Find all the values of C that satisfy the Mean Value Theorem (MVT)

f(0) = 0

f(2) = 6
the slope of the secant is thus (6-0)/(2-0) = 3

f'(x) = 3x^2 - 1
The only place in [0,2] where f'=0 is at x = 1/√3

f' > 0 only on [1/√3,2]
f' = 6 when 3x^2-1=6, or x = √(7/3) = 1.527
That is the only C in [0,2] which satisfies the MVT.

oops. we wanted f'=3, not 6. adjust your solution.

To find the values of C that satisfy the Mean Value Theorem (MVT) for the function f(x) = x^3 - x over the interval [0, 2], we need to ensure that two conditions are met:

1. The function must be continuous on the closed interval [0, 2].
2. The function must be differentiable on the open interval (0, 2).

Let's check each condition:

1. Continuity:
To check if the function is continuous on [0, 2], we need to ensure that the function is defined and has no breaks or jumps within the interval.
The function f(x) = x^3 - x is a polynomial, which means it is defined for all real numbers.

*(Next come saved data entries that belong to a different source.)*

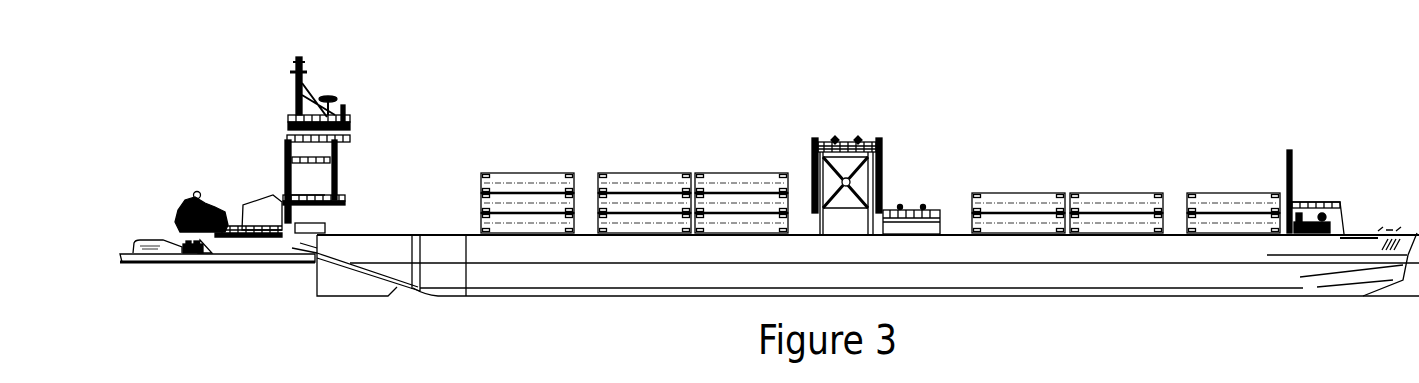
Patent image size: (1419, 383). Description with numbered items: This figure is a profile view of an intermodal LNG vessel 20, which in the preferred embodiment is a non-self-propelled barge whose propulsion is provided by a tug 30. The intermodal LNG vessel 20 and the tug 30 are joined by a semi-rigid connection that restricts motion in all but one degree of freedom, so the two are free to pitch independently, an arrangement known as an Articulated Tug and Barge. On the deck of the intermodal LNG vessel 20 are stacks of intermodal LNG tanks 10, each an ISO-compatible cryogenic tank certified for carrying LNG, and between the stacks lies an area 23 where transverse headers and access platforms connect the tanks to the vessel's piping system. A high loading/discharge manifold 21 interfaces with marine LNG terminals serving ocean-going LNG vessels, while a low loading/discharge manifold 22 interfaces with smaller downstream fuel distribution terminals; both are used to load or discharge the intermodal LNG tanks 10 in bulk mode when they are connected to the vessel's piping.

The intermodal LNG tank 10 is at (525, 179).
The intermodal LNG vessel 20 is at (617, 275).
The high loading/discharge manifold 21 is at (847, 138).
The low loading/discharge manifold 22 is at (912, 208).
The area 23 is at (583, 215).
The tug 30 is at (336, 103).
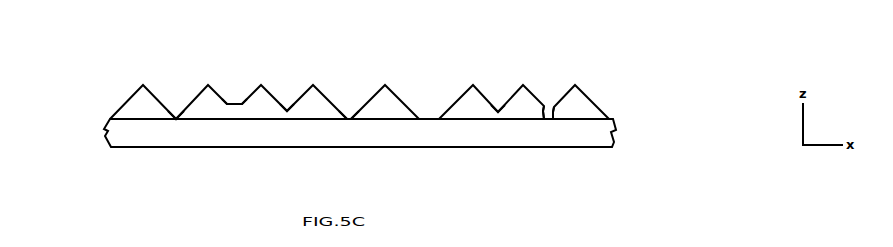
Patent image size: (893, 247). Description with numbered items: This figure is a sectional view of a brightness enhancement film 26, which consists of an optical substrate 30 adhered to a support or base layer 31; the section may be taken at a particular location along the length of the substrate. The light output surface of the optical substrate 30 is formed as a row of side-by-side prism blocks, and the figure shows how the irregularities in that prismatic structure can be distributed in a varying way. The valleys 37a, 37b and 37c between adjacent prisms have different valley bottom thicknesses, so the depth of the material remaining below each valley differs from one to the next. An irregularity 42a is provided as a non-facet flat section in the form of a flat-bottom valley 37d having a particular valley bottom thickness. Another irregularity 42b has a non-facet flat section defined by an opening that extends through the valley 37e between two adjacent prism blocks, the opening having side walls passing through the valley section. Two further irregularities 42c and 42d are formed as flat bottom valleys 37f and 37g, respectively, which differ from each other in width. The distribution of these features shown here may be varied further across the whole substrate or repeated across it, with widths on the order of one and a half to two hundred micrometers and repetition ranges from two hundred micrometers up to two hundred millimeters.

The brightness enhancement film 26 is at (646, 60).
The optical substrate 30 is at (118, 99).
The support or base layer 31 is at (104, 141).
The valley 37a is at (175, 111).
The valley 37b is at (291, 104).
The valley 37c is at (497, 104).
The flat-bottom valley 37d is at (233, 120).
The valley 37e is at (548, 130).
The flat bottom valley 37f is at (345, 130).
The flat bottom valley 37g is at (430, 130).
The irregularity 42a is at (237, 96).
The irregularity 42b is at (550, 96).
The irregularity 42c is at (348, 112).
The irregularity 42d is at (429, 112).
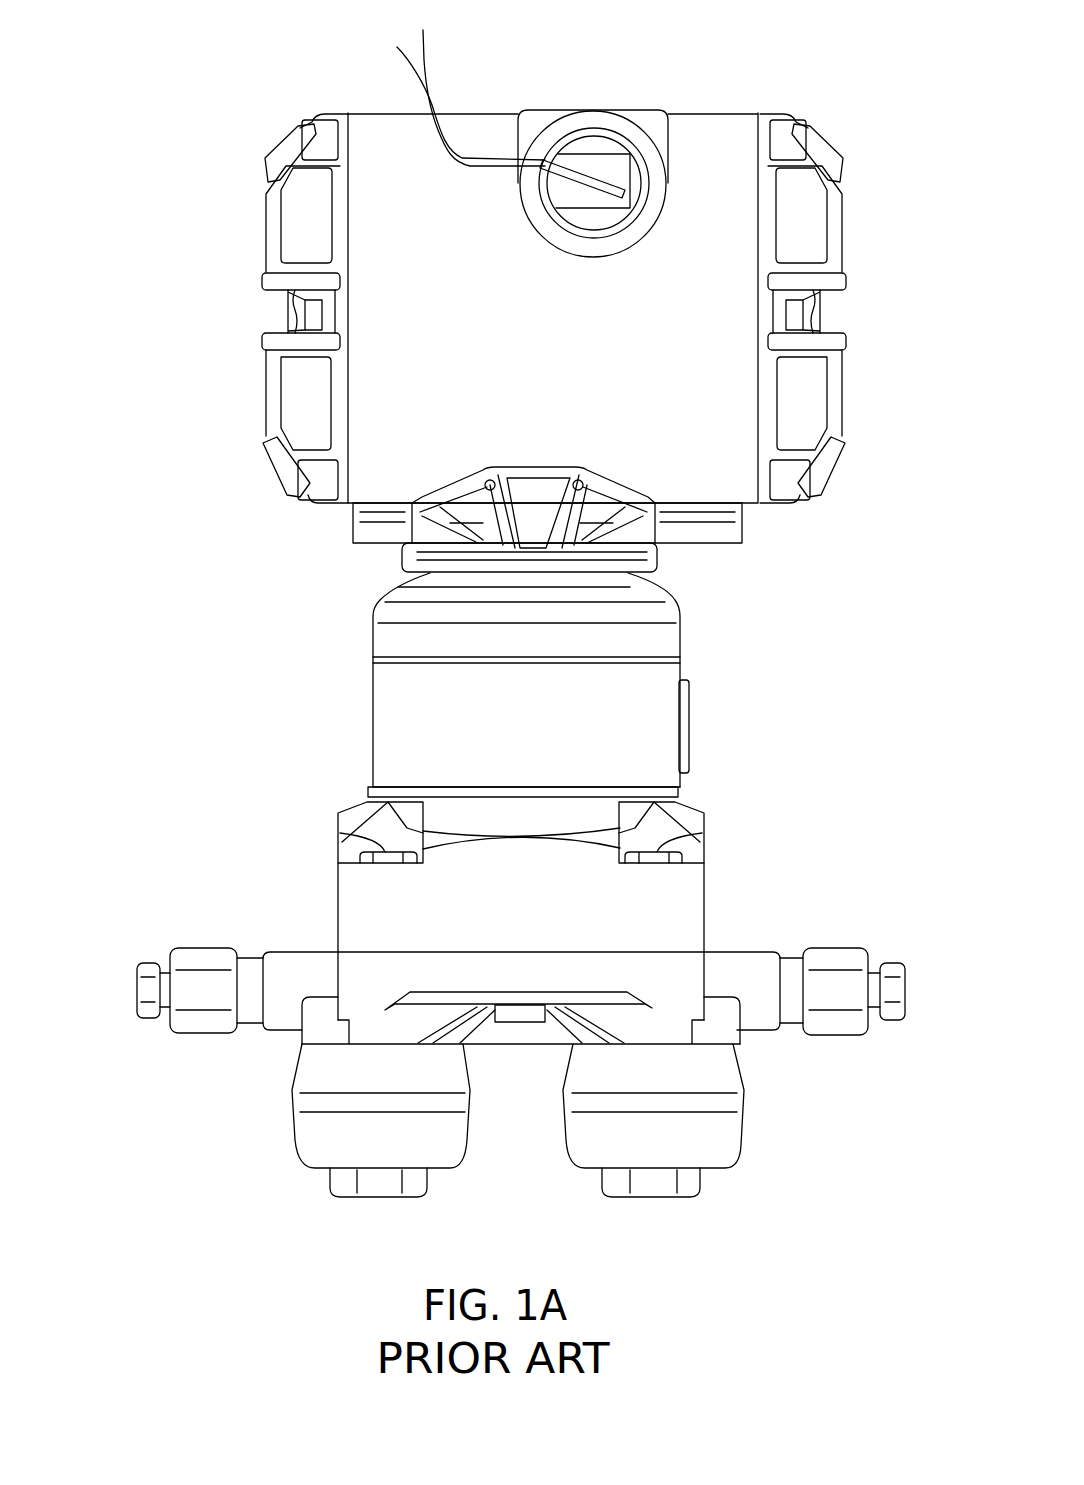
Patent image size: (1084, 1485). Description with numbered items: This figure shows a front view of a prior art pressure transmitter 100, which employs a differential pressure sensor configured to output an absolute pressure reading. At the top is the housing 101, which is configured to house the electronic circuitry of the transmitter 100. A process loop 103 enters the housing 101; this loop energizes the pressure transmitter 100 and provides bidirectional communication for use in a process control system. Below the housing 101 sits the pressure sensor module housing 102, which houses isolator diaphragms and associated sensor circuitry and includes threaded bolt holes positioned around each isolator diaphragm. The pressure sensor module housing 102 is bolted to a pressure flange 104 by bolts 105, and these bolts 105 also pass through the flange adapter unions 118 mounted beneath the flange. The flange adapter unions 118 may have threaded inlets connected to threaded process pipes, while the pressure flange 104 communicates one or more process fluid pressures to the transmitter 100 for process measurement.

The pressure transmitter 100 is at (186, 83).
The housing 101 is at (567, 341).
The pressure sensor module housing 102 is at (549, 913).
The process loop 103 is at (428, 52).
The pressure flange 104 is at (549, 986).
The bolts 105 is at (338, 822).
The flange adapter unions 118 is at (405, 1153).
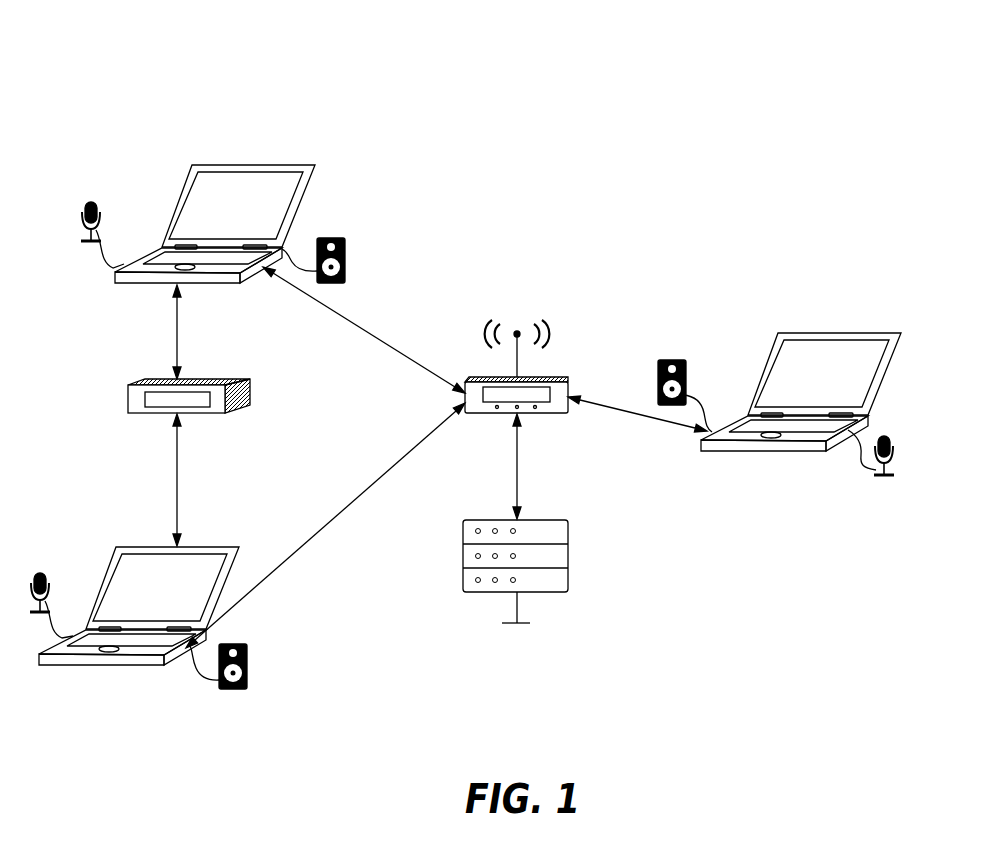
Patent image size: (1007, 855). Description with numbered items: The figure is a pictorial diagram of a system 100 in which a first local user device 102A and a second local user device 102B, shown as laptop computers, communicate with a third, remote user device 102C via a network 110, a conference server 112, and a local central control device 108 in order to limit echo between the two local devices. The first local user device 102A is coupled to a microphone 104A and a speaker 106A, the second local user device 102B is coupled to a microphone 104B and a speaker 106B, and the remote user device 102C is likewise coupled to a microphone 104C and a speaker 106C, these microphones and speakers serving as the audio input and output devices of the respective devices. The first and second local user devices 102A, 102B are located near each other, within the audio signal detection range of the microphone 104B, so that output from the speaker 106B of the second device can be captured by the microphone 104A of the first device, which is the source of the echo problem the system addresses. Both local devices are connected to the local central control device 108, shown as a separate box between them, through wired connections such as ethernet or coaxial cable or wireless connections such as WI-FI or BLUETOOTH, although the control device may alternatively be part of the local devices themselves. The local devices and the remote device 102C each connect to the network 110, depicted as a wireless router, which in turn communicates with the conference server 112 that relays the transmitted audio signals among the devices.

The system 100 is at (570, 94).
The first local user device 102A is at (255, 164).
The second local user device 102B is at (212, 547).
The third, remote user device 102C is at (840, 332).
The microphone 104A is at (92, 203).
The microphone 104B is at (38, 575).
The microphone 104C is at (670, 360).
The speaker 106A is at (323, 238).
The speaker 106B is at (240, 645).
The speaker 106C is at (882, 437).
The local central control device 108 is at (235, 380).
The network 110 is at (543, 378).
The conference server 112 is at (545, 520).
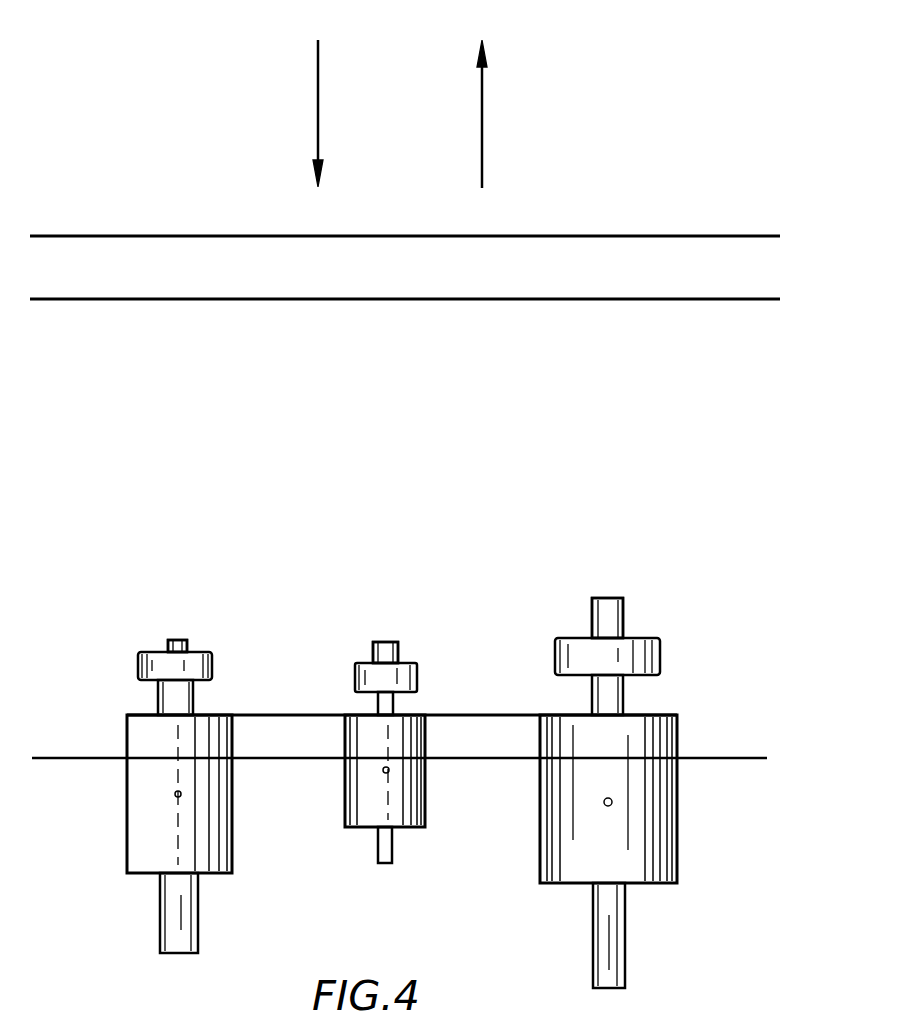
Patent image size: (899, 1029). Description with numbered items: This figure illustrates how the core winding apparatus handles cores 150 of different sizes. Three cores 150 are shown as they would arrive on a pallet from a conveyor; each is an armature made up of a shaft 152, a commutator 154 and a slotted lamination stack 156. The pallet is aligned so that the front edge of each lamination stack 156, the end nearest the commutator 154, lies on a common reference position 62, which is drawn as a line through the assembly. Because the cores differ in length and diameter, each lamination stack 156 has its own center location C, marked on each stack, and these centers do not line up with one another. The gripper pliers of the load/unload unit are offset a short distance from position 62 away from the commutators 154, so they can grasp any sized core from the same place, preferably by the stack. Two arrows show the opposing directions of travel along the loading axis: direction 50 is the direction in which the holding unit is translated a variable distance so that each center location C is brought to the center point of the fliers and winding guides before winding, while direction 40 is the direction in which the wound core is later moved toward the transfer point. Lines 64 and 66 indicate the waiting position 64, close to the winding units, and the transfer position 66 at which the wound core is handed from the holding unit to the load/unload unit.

The direction 40 is at (319, 94).
The direction 50 is at (480, 94).
The position 62 is at (683, 718).
The position 64 is at (420, 303).
The position 66 is at (420, 240).
The core 150 is at (193, 614).
The shaft 152 is at (190, 641).
The commutator 154 is at (213, 670).
The lamination stack 156 is at (232, 835).
The center location C is at (181, 793).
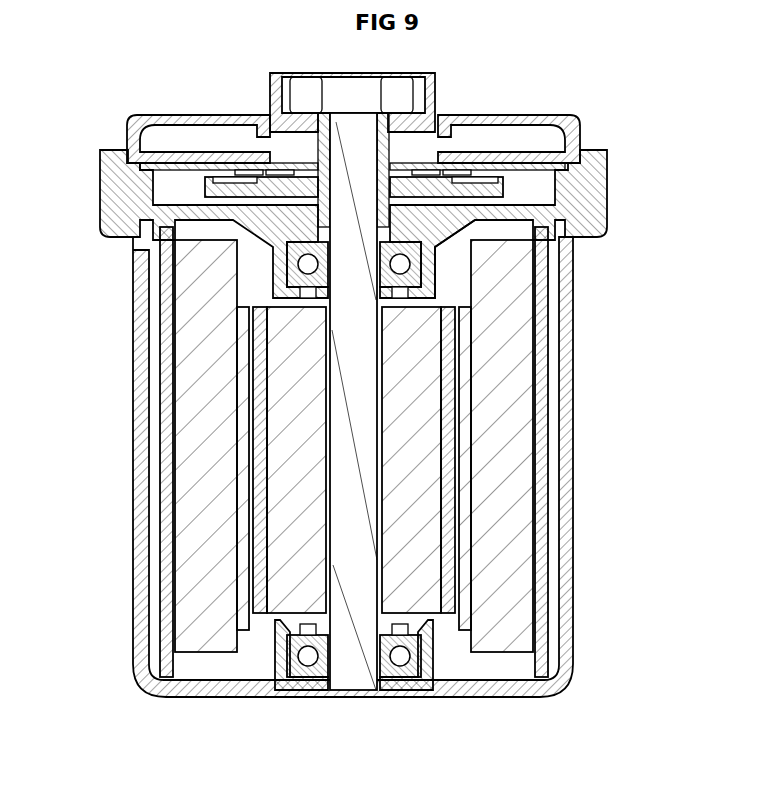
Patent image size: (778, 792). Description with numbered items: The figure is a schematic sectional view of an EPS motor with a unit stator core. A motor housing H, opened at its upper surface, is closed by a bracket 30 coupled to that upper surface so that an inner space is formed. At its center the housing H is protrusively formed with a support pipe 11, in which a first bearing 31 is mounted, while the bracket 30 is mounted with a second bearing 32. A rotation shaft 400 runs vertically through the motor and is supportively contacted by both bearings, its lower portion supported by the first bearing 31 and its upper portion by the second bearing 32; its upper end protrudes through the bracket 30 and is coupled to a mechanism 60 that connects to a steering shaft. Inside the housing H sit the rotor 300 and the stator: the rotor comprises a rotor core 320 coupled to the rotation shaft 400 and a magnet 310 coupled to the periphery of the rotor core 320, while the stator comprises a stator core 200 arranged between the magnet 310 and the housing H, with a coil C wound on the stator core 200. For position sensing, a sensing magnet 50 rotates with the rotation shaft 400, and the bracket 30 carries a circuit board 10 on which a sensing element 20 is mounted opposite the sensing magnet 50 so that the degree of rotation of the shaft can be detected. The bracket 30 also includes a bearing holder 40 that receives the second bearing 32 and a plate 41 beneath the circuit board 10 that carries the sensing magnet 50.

The circuit board 10 is at (527, 160).
The support pipe 11 is at (433, 657).
The sensing element 20 is at (452, 172).
The bracket 30 is at (383, 247).
The first bearing 31 is at (398, 680).
The second bearing 32 is at (414, 277).
The bearing holder 40 is at (471, 240).
The sensor plate 41 is at (435, 236).
The sensing magnet 50 is at (480, 190).
The mechanism 60 is at (436, 88).
The stator core 200 is at (286, 452).
The coil C is at (185, 455).
The rotor 300 is at (497, 460).
The magnet 310 is at (455, 440).
The rotor core 320 is at (430, 490).
The rotation shaft 400 is at (362, 560).
The motor housing H is at (568, 626).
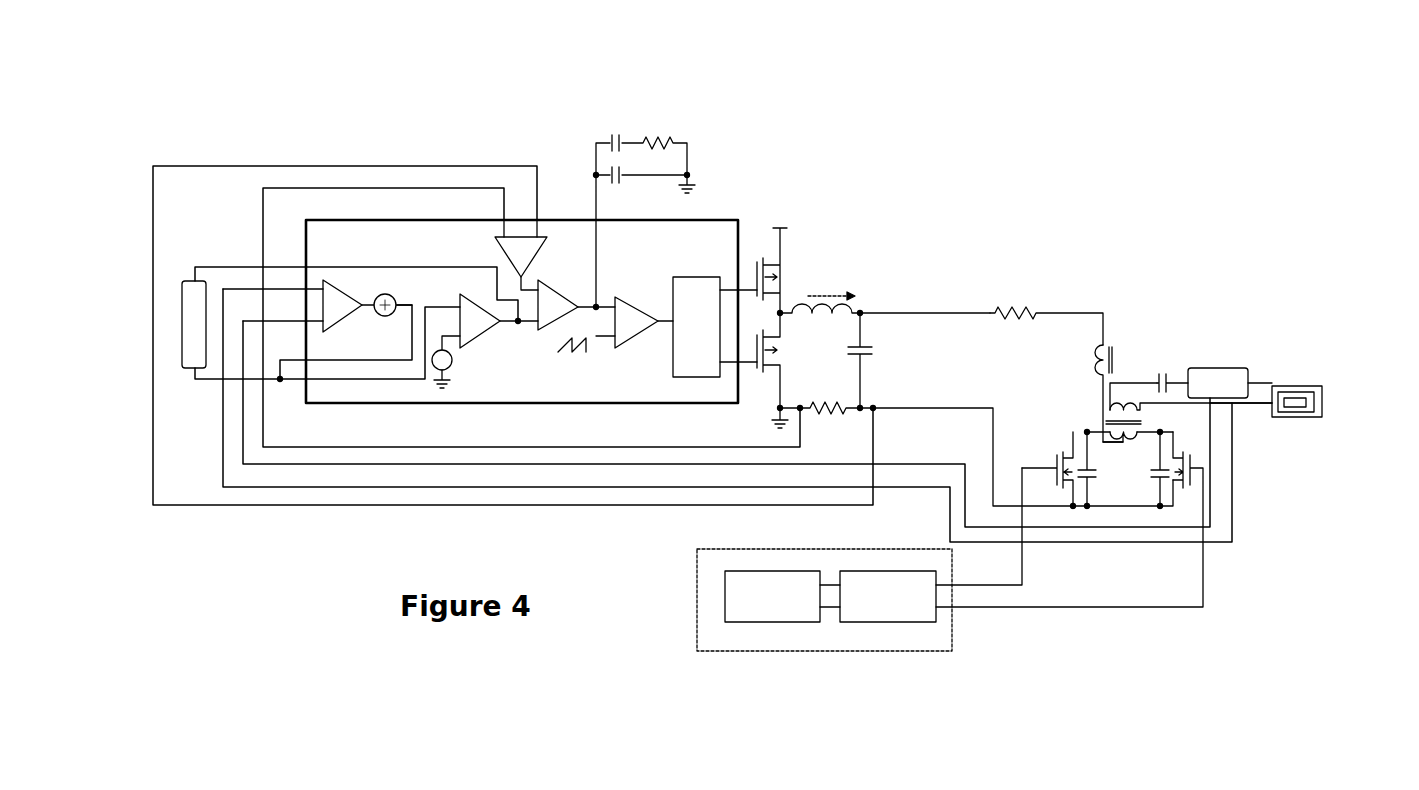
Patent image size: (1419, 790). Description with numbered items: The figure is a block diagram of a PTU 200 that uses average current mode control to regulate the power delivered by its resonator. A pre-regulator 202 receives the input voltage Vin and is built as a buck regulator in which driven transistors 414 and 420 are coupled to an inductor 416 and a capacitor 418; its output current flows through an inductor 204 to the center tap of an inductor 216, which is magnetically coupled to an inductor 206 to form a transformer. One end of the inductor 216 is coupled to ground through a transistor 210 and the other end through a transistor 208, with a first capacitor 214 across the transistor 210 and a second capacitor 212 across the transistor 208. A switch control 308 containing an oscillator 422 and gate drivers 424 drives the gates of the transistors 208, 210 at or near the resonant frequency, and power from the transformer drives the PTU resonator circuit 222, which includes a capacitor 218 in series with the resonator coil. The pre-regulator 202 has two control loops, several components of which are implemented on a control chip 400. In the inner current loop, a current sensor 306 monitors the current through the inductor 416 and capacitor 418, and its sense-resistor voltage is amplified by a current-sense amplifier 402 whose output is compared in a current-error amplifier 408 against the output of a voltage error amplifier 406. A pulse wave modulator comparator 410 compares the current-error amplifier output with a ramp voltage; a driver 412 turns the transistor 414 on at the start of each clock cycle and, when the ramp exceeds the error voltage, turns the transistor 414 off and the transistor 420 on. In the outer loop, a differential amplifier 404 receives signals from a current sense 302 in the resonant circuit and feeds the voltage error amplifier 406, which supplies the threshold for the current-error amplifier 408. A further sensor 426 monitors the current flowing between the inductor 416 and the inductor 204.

Therefore, the function is continuous on the interval [0, 2].

2. Differentiability:
To check if the function is differentiable on (0, 2), we need to differentiate the function and ensure that the derivative exists for all values within the interval.
The derivative of f(x) = x^3 - x can be found by using the power rule, which states that the derivative of x^n is n*x^(n-1). Applying the power rule, we get:
f'(x) = 3x^2 - 1

Now let's check if the derivative exists for all values in the interval (0, 2).
Since f'(x) = 3x^2 - 1 is also a polynomial, it is defined for all real numbers.
Therefore, the function f(x) = x^3 - x is differentiable on the interval (0, 2).

Now, since both conditions for the MVT are satisfied, we can proceed to find the values of C that satisfy the MVT.

According to the Mean Value Theorem:
If a function is continuous on the closed interval [a, b] and differentiable on the open interval (a, b), then there exists at least one value c in the open interval (a, b) such that f'(c) = (f(b) - f(a))/(b - a).

In our case, the closed interval is [0, 2], and the open interval is (0, 2).
So, we need to find the value(s) of c in the interval (0, 2) that satisfy the equation f'(c) = (f(2) - f(0))/(2 - 0).

Calculating the values:
f(2) = (2)^3 - 2 = 8 - 2 = 6
f(0) = (0)^3 - 0 = 0 - 0 = 0

Therefore, we have:
(f(2) - f(0))/(2 - 0) = (6 - 0)/(2 - 0) = 6/2 = 3

Now we need to find the value(s) of c that satisfy f'(c) = 3.
To find these value(s), we need to solve the equation 3x^2 - 1 = 3.

3x^2 - 1 = 3
3x^2 = 4
x^2 = 4/3
x = ±√(4/3)

So, the values of C that satisfy the MVT for the function f(x) = x^3 - x over the interval [0, 2] are C = √(4/3) and C = -√(4/3).